Although the basic structure of this book is very loose, easy to read and even easier to follow, the fact is that it deals with some incredibly heavy subjects. Ari and Dante converse several times about being of Mexican descent, and what that means for them. They talk about Dante wanting to kiss boys and more specifically wanting to kiss Ari. They talk about religion. They talk about growing up. Ari and Dante talk and talk and talk. And as they talk, they fall in love, and the little idiosyncrasies that make their friendship work also make it clear that they are much more than friends.
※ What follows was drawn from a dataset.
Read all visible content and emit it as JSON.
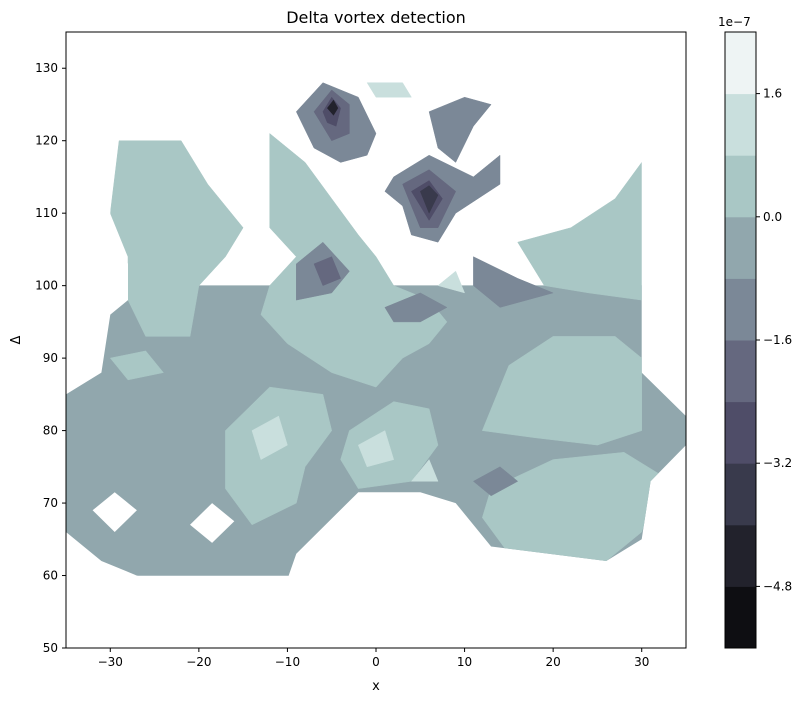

This book took my breath away. It’s been a long time since I last read a book that changed my perspective on things in a significant way. There’s a very small list of books that exists very close to my heart of books I have read and loved and will read and love again (and again). Aristotle and Dante crawled onto that list when I was barely 50 pages into it.
The writing is stunning. Sáenz perfectly captures the voice of an angry teen who’s been tossed a lot of hardships in his life that no 15 year-old should have to endure. He captures the anger and the frustration and the pain, but also the blooming sense of hope that comes with having a friend, that comes with learning about your family and about the things that keep you up at night because you’re so mad about not knowing. Sáenz captures the uncertainty of falling in love with your best friend, as well as the weirdness that many of us experience when we realize that we’re queer. He does all of this by letting Ari narrate his own story, the book a beautiful combination of journal and memoir, the kind of thing that you can read in less than four hours but think about for days (and probably weeks) on end.
There is so much to say about this book, and much of it is stuff that I don’t think I’m qualified to say. What I can say is that I absolutely loved Aristotle and Dante Discover the Secrets of the Universe. It made me laugh and it made me cry and it made my chest feel like it was expanding and then exploding, a complicated mish-mosh of hope and despair filling me up and making me wish there was more. The night before I picked this book up at the post office, someone on my Tumblr dashboard made a post that said reading this book would make you feel really good not only about being queer, but about life in general. That person was right. When I finished Sáenz’s book, I felt like I could do anything.
It’s not often that I find a book that transcends all of my expectations and takes me to emotional places that I don’t expect to be. Aristotle and Dante does that and more. I could write for days about how much I loved this book, but I don’t think that’s necessary. I’ll let it speak for itself. Buy this book or get it at the library or borrow it from a friend. Read it in hardback or paperback or on your ereader or phone. Just read it. Then we can discuss.